Chatbot medical diagnoses on the rise in Germany
A survey conducted by Bitkom, the German information and telecommunications trade association, has found that an increasing number of people are turning to AI chatbots to diagnose their medical conditions.
The representative survey involved 1.145 people and found that 45 percent of people in Germany use AI chatbots for information about health and medical symptoms. 55 percent of respondents who use an AI chatbot for medical advice said they trust its advice and diagnoses.
30 percent said they place equal trust in a diagnosis from a chatbot and a diagnosis from a doctor, and one sixth of respondents said that they have disregarded a doctor’s advice in favour of the chatbot’s advice at least once.
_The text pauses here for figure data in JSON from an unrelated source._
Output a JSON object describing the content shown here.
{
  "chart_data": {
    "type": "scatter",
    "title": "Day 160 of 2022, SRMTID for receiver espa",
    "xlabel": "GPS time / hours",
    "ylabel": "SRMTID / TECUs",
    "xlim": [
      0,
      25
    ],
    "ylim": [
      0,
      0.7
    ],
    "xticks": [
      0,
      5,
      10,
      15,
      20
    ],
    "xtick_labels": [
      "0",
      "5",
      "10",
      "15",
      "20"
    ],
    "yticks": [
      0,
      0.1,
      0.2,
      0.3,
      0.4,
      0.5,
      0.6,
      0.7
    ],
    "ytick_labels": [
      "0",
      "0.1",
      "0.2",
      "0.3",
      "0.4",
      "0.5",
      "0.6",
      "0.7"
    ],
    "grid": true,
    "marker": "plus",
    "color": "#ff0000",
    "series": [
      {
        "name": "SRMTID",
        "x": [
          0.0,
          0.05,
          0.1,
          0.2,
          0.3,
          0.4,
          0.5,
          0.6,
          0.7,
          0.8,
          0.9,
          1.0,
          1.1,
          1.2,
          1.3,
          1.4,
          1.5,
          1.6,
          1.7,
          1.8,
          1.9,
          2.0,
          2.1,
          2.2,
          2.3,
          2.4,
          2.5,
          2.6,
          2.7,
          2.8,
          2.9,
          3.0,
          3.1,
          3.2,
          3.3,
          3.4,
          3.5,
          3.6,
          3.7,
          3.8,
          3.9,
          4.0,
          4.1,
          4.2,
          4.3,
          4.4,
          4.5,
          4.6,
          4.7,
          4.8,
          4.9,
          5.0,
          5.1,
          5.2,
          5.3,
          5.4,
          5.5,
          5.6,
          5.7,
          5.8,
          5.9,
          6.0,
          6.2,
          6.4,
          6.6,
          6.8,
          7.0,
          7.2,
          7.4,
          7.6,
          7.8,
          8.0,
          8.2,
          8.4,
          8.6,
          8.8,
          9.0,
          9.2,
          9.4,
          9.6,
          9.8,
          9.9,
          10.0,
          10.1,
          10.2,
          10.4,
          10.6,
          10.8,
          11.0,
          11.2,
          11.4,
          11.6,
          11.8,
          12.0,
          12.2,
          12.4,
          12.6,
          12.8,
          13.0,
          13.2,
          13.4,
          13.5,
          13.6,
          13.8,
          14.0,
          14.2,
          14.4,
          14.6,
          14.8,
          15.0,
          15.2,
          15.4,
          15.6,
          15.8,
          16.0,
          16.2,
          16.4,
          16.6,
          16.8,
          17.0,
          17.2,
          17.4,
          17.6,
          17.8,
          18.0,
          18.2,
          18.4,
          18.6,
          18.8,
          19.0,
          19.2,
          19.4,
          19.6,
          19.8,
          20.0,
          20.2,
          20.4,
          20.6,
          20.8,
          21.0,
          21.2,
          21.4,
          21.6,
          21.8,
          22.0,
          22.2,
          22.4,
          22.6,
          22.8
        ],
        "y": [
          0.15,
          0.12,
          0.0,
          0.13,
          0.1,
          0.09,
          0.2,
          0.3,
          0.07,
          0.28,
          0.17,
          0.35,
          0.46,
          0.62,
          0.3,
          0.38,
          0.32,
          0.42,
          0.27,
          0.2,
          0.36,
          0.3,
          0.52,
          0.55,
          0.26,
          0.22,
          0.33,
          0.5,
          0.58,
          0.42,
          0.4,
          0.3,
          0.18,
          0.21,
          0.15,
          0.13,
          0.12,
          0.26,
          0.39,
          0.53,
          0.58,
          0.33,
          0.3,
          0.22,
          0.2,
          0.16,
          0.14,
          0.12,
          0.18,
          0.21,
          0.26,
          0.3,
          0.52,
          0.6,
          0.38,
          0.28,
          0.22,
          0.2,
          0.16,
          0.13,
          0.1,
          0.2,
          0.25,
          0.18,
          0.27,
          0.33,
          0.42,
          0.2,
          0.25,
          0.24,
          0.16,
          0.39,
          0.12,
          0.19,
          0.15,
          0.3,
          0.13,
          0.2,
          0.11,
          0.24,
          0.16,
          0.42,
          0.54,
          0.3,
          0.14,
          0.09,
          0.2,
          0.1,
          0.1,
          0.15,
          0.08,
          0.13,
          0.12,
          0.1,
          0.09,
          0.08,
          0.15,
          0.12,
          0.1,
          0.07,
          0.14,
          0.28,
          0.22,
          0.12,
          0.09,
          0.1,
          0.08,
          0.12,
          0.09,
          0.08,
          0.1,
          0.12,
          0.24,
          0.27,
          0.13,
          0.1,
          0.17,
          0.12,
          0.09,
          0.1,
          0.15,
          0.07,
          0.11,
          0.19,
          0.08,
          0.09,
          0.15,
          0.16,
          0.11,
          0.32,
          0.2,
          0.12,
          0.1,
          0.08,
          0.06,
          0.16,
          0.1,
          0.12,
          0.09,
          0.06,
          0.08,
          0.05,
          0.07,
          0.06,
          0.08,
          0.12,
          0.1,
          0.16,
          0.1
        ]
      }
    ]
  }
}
However, 69 percent of respondents also said they were worried medical chatbots would lead to fewer in-person consultations and 56 percent said they were worried about AI chatbots misdiagnosing their medical conditions.
Respondents are worried about medical data misuse
While 46 percent of respondents would agree to their medical data being used to train AI models, 71 percent were worried chatbot companies misusing their medical data.
According to a European Commission plan to scale back General Data Protection Regulations (GDPR) law, it might soon be less clear to “patients” in a “chatbot clinic” to recognise when they are giving platforms permission to use their medical information to train AI models.
If the “Digital Omnibus” becomes legislation, websites operating in the EU would no longer have to ask for users’ explicit consent to track their cookies. Companies would be able to train AI on the personal data collected by cookies if it was justified by “legitimate interests”, “beneficial for the data subject and society at large”.
Lawyers specialising in data privacy believe that if companies can gather much more data by claiming “legitimate interest” to process personal data to train AI models, the EU would open the floodgates to large-scale data mining, to which individuals haven’t consented.
Large-scale data mining is when companies, organisations or authorities analyse huge amounts of personal data to understand patterns - this is widely considered to be a privacy violation. This is exactly what GDPR laws were initially designed to prevent.